Porting from R’s robustbase::lmrob

A side-by-side cheat sheet for users coming from R’s robustbase package.

Fit

R

Python

lmrob(y ~ x1 + x2, data = df)

lmrob("y ~ x1 + x2", df)

lmrob(y ~ ., data = df, control = lmrob.control())

lmrob("y ~ x1 + x2", df, control=Control())

lmrob.control(psi = "lqq", setting = "KS2014")

Control(psi="lqq", setting="KS2014")

set.seed(42); lmrob(...)

lmrob(..., seed=42)

Result accessors

R

Python

fit$coefficients

fit.coef_

fit$scale

fit.scale_

fit$residuals

fit.residuals_

fit$fitted.values

fit.fitted_

fit$rweights

fit.rweights_

fit$cov

fit.cov_

fit$df.residual

fit.df_residual_

fit$converged

fit.converged_

Inference

R

Python

summary(fit)

print(fit.summary())

summary(fit)$coefficients

fit.summary().coefficients

summary(fit)$r.squared

fit.summary().r_squared

confint(fit, level = 0.95)

fit.confint(level=0.95)

anova(full, red)

anova(full, red)

anova(full, red, test = "Deviance")

anova(full, red, test="Deviance")

predict(fit, newdata = nd)

fit.predict(nd)

Control fields

The most-used R control fields and their Python equivalents:

R control field

Python Control field

nResample

nResample

tuning.psi

tuning_psi

tuning.chi

tuning_chi

psi

psi

method

method

cov

cov

setting

setting

max.it

max_it

k.max

k_max

refine.tol

refine_tol

seed

seed

subsampling

subsampling ("simple" / "nonsingular")

(no equivalent)

rng ("PCG64" / "MT19937" / "R")

(no equivalent)

n_workers (parallel resampling)

Default behaviour

Control() with no arguments matches R’s lmrob.control() (default setting=NULL): psi="bisquare", method="MM", cov=".vcov.avar1", tuning_psi=4.685061, tuning_chi=1.547645.

Control(setting="KS2014") matches R’s lmrob.control(setting="KS2014"): psi="lqq", method="SMDM", cov=".vcov.w", tuning_psi=(1.4734061, 0.9822707, 1.5), tuning_chi=(0.4015457, 0.2676971, 1.5).

Control(setting="KS2011") is the same as KS2014 but with the older D-scale tuning.

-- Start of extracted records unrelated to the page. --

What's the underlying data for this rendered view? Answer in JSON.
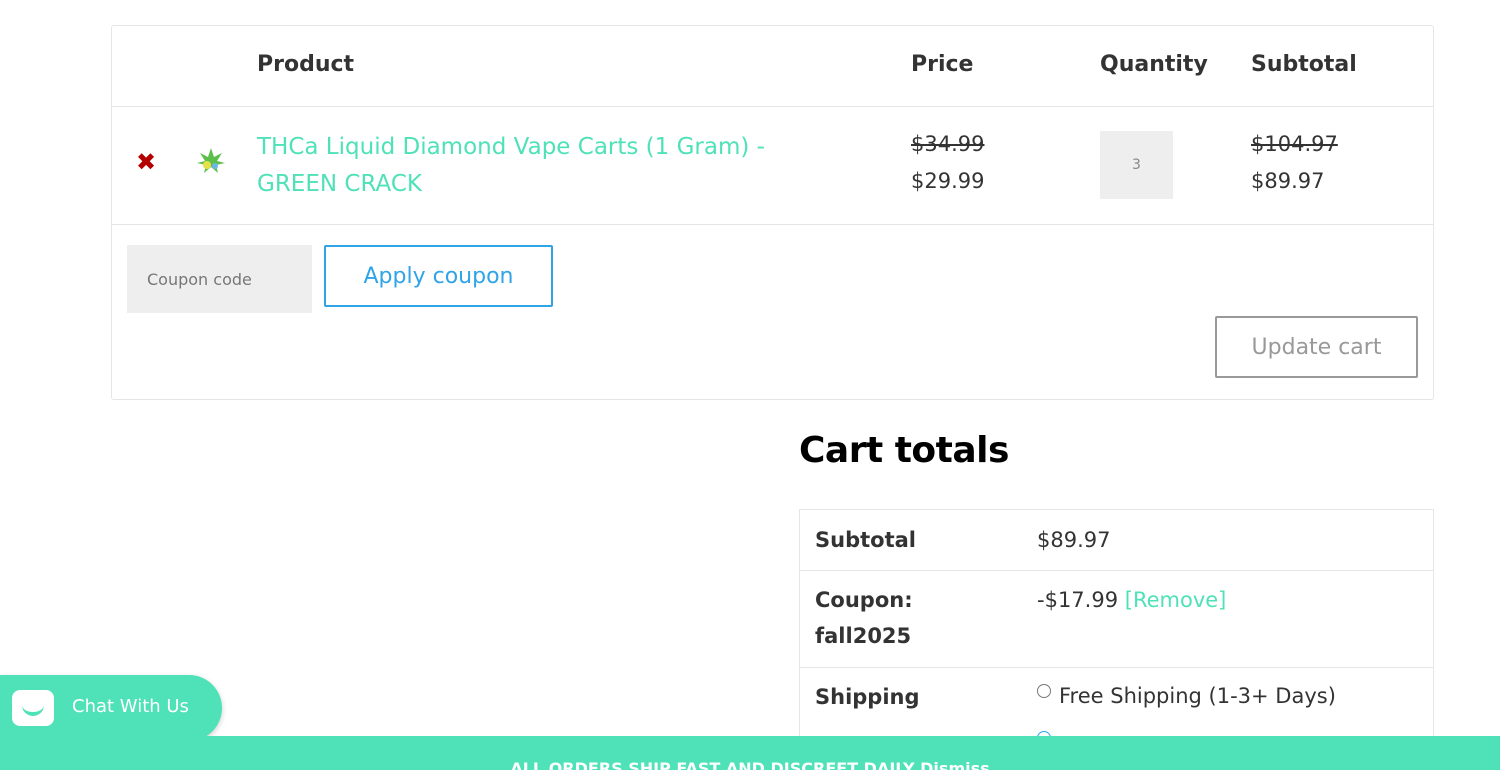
{
  "cart": {
    "headers": {
      "product": "Product",
      "price": "Price",
      "quantity": "Quantity",
      "subtotal": "Subtotal"
    },
    "items": [
      {
        "remove_symbol": "✖",
        "thumbnail_icon": "cannabis-leaf-icon",
        "name": "THCa Liquid Diamond Vape Carts (1 Gram) - GREEN CRACK",
        "price_original": "$34.99",
        "price_sale": "$29.99",
        "quantity": "3",
        "subtotal_original": "$104.97",
        "subtotal_sale": "$89.97"
      }
    ],
    "coupon_placeholder": "Coupon code",
    "apply_coupon_label": "Apply coupon",
    "update_cart_label": "Update cart"
  },
  "totals": {
    "title": "Cart totals",
    "subtotal_label": "Subtotal",
    "subtotal_value": "$89.97",
    "coupon_label_line1": "Coupon:",
    "coupon_label_line2": "fall2025",
    "coupon_value": "-$17.99",
    "coupon_remove": "[Remove]",
    "shipping_label": "Shipping",
    "shipping_option_1": "Free Shipping (1-3+ Days)"
  },
  "chat": {
    "label": "Chat With Us"
  },
  "promo": {
    "text": "ALL ORDERS SHIP FAST AND DISCREET DAILY Dismiss"
  },
  "colors": {
    "accent": "#4fe1b7",
    "link_blue": "#2fa4e7",
    "remove_red": "#b40000"
  }
}
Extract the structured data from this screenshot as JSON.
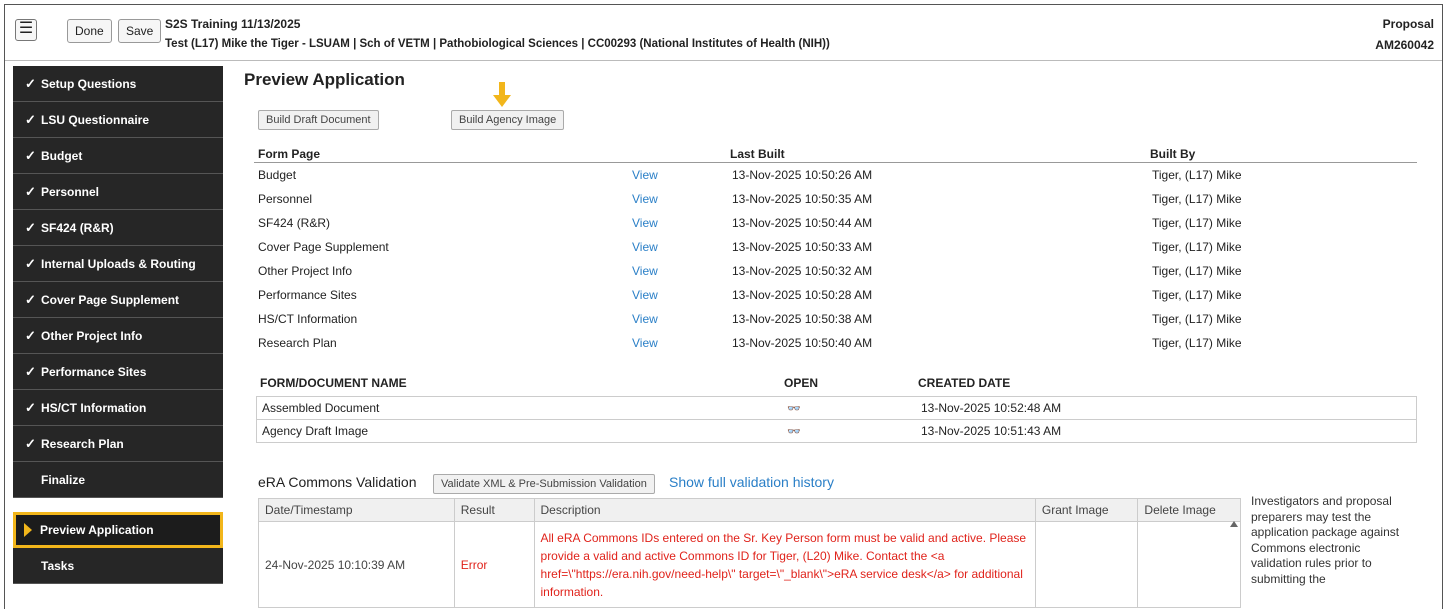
{
  "header": {
    "done_label": "Done",
    "save_label": "Save",
    "title": "S2S Training 11/13/2025",
    "subtitle": "Test (L17) Mike the Tiger - LSUAM | Sch of VETM | Pathobiological Sciences | CC00293 (National Institutes of Health (NIH))",
    "type": "Proposal",
    "number": "AM260042"
  },
  "sidebar": {
    "items": [
      {
        "label": "Setup Questions"
      },
      {
        "label": "LSU Questionnaire"
      },
      {
        "label": "Budget"
      },
      {
        "label": "Personnel"
      },
      {
        "label": "SF424 (R&R)"
      },
      {
        "label": "Internal Uploads & Routing"
      },
      {
        "label": "Cover Page Supplement"
      },
      {
        "label": "Other Project Info"
      },
      {
        "label": "Performance Sites"
      },
      {
        "label": "HS/CT Information"
      },
      {
        "label": "Research Plan"
      },
      {
        "label": "Finalize"
      }
    ],
    "active_label": "Preview Application",
    "tasks_label": "Tasks",
    "checkmark": "✓"
  },
  "main": {
    "title": "Preview Application",
    "build_draft_label": "Build Draft Document",
    "build_agency_label": "Build Agency Image",
    "forms_headers": {
      "form_page": "Form Page",
      "last_built": "Last Built",
      "built_by": "Built By"
    },
    "view_label": "View",
    "forms": [
      {
        "page": "Budget",
        "last_built": "13-Nov-2025 10:50:26 AM",
        "built_by": "Tiger, (L17) Mike"
      },
      {
        "page": "Personnel",
        "last_built": "13-Nov-2025 10:50:35 AM",
        "built_by": "Tiger, (L17) Mike"
      },
      {
        "page": "SF424 (R&R)",
        "last_built": "13-Nov-2025 10:50:44 AM",
        "built_by": "Tiger, (L17) Mike"
      },
      {
        "page": "Cover Page Supplement",
        "last_built": "13-Nov-2025 10:50:33 AM",
        "built_by": "Tiger, (L17) Mike"
      },
      {
        "page": "Other Project Info",
        "last_built": "13-Nov-2025 10:50:32 AM",
        "built_by": "Tiger, (L17) Mike"
      },
      {
        "page": "Performance Sites",
        "last_built": "13-Nov-2025 10:50:28 AM",
        "built_by": "Tiger, (L17) Mike"
      },
      {
        "page": "HS/CT Information",
        "last_built": "13-Nov-2025 10:50:38 AM",
        "built_by": "Tiger, (L17) Mike"
      },
      {
        "page": "Research Plan",
        "last_built": "13-Nov-2025 10:50:40 AM",
        "built_by": "Tiger, (L17) Mike"
      }
    ],
    "docs_headers": {
      "name": "FORM/DOCUMENT NAME",
      "open": "OPEN",
      "created": "CREATED DATE"
    },
    "docs": [
      {
        "name": "Assembled Document",
        "created": "13-Nov-2025 10:52:48 AM"
      },
      {
        "name": "Agency Draft Image",
        "created": "13-Nov-2025 10:51:43 AM"
      }
    ],
    "open_icon_glyph": "👓"
  },
  "validation": {
    "title": "eRA Commons Validation",
    "validate_label": "Validate XML & Pre-Submission Validation",
    "history_link": "Show full validation history",
    "headers": {
      "date": "Date/Timestamp",
      "result": "Result",
      "description": "Description",
      "grant": "Grant Image",
      "delete": "Delete Image"
    },
    "rows": [
      {
        "date": "24-Nov-2025 10:10:39 AM",
        "result": "Error",
        "description": "All eRA Commons IDs entered on the Sr. Key Person form must be valid and active. Please provide a valid and active Commons ID for Tiger, (L20) Mike. Contact the <a href=\\\"https://era.nih.gov/need-help\\\" target=\\\"_blank\\\">eRA service desk</a> for additional information."
      }
    ],
    "side_note": "Investigators and proposal preparers may test the application package against Commons electronic validation rules prior to submitting the"
  },
  "colors": {
    "accent_yellow": "#f2b61b",
    "link_blue": "#2a7fc7",
    "error_red": "#e0231b",
    "sidebar_dark": "#262626"
  }
}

Things that don’t match exactly

The default fast-S resampling RNG uses NumPy’s PCG64; R uses Mersenne Twister. With the same seed, the two diverge at the first random draw, so basin-of-attraction sensitivity can give small coefficient differences on tiny-n datasets. For tighter agreement, opt in to Control(rng="R") (v0.5.16+): the resample loop runs against R’s exact unif_rand stream and stackloss fits agree with lmrob to rtol~1.7e-5. See the numerical notes for the full list.